The 4 fault grounds for divorce in Texas are as follows: (1) cruelty, (2) adultery, (3) felony conviction, and (4) abandonment. Of these 4 grounds, cruelty is arguably the most difficult to define; there is some subjectivity involved in assessing cruelty, but basically cruelty includes conduct which renders the marriage insupportable. Adultery is less subjective, but more expansive and difficult to prove than some people may think. If a spouse has a felony conviction and served at least 1 year in prison, this can be grounds for divorce; the other spouse has the option of filing for divorce and citing this as fault grounds.

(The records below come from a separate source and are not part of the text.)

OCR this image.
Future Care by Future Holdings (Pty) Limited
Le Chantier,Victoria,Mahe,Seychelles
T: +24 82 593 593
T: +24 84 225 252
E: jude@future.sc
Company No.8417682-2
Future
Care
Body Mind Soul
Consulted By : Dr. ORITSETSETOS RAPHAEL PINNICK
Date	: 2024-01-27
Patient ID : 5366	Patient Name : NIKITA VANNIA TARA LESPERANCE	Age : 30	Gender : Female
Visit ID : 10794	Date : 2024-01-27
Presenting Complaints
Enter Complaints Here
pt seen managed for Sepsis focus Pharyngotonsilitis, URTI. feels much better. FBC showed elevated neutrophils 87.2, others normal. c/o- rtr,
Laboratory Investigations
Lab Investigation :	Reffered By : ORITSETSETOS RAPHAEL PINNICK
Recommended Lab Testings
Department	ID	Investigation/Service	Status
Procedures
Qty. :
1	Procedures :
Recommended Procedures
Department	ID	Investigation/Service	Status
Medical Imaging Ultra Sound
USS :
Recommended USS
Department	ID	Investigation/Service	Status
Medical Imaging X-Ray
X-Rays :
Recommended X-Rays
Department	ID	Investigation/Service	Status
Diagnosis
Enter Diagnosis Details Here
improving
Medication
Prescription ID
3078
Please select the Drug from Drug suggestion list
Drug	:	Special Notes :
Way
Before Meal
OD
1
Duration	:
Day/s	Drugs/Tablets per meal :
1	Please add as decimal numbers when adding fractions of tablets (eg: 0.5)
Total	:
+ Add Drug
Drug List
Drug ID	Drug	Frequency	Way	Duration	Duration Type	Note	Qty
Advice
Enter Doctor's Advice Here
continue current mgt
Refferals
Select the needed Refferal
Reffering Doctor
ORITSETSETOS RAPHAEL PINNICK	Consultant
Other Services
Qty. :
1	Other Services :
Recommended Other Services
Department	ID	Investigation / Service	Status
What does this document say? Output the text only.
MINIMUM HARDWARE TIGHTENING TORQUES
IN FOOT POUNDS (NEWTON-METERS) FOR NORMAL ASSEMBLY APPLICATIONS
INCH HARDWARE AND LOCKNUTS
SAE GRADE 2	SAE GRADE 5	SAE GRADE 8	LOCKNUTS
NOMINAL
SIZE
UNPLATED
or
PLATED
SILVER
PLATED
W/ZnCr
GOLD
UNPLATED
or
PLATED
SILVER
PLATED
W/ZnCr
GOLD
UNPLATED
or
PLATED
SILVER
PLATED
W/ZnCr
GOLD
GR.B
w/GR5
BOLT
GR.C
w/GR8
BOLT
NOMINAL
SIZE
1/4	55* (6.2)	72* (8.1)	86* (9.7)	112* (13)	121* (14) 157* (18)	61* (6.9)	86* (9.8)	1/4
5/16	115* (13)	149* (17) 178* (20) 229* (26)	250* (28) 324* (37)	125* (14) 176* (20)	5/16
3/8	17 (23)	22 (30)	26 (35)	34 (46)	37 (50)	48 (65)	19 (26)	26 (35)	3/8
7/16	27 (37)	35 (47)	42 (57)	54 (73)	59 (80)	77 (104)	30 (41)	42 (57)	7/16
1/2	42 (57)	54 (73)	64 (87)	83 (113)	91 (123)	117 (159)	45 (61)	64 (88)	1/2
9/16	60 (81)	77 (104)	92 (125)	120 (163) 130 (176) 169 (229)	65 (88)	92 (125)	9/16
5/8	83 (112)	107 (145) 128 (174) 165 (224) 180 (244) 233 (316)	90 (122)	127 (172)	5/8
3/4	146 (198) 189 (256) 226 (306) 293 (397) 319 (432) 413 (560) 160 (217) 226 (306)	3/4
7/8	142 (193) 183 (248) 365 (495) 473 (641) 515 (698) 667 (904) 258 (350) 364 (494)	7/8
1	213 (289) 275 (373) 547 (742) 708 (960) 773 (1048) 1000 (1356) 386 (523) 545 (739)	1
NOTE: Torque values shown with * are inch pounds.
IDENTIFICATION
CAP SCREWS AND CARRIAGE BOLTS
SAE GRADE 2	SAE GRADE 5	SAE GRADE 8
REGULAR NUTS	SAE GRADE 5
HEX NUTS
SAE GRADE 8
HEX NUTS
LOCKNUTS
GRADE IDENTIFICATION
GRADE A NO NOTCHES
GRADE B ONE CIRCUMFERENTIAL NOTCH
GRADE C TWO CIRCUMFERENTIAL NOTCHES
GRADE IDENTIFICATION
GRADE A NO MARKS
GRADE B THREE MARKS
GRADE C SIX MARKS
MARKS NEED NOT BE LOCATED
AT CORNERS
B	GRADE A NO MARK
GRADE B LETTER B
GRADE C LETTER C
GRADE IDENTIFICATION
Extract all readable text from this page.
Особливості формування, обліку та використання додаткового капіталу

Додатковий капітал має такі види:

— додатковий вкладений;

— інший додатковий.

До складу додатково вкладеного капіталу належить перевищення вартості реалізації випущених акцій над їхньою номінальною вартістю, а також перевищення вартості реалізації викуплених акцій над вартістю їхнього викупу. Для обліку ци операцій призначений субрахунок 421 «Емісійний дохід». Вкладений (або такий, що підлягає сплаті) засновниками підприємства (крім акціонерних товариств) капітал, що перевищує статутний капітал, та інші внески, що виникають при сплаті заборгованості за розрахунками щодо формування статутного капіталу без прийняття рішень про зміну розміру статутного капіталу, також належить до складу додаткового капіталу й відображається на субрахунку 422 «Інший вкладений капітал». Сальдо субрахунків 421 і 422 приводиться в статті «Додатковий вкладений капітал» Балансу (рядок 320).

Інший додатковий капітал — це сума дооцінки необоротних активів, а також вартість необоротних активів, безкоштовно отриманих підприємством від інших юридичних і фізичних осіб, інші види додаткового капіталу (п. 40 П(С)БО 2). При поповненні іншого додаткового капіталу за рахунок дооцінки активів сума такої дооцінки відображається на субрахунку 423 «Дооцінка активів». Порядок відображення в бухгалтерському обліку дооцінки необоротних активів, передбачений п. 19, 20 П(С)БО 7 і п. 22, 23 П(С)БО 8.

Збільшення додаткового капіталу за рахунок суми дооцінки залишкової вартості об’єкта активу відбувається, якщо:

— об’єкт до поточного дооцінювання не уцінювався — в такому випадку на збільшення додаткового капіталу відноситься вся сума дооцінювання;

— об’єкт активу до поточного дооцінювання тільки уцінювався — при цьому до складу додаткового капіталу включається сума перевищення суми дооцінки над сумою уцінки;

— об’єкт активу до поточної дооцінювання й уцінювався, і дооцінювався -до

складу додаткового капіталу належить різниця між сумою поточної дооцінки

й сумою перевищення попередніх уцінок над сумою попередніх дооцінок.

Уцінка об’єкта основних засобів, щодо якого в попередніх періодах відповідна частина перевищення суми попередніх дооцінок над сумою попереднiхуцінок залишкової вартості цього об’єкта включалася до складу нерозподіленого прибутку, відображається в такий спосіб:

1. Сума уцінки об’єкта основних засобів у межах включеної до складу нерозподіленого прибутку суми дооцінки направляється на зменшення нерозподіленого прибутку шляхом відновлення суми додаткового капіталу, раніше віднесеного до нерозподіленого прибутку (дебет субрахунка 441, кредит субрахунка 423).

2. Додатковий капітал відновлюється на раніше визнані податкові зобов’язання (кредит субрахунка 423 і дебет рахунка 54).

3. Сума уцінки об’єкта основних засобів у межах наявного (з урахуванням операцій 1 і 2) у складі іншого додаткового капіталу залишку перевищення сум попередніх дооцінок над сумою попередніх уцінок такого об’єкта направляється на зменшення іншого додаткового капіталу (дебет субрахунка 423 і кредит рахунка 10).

Abandonment essentially refers to living apart for at least 1 year, and there is a clear intention to leave the marriage.

Why Fault May Be Important

One of the main reasons why fault is still relevant in Texas’s current family law paradigm is because fault can impact divorce settlements. Texas is a community property state, but the presumption in favor of equality can be overcome whenever one spouse behaves reprehensibly during the marriage. If, for instance, there is evidence of financial misconduct during the course of committing adultery, the offending party may receive a disproportionate share of the marital assets. Other forms of misconduct can lead to the same outcome. The bottom line is that, although fault may seem like an anachronistic concept to some, fault is still significant in the context of divorce proceedings.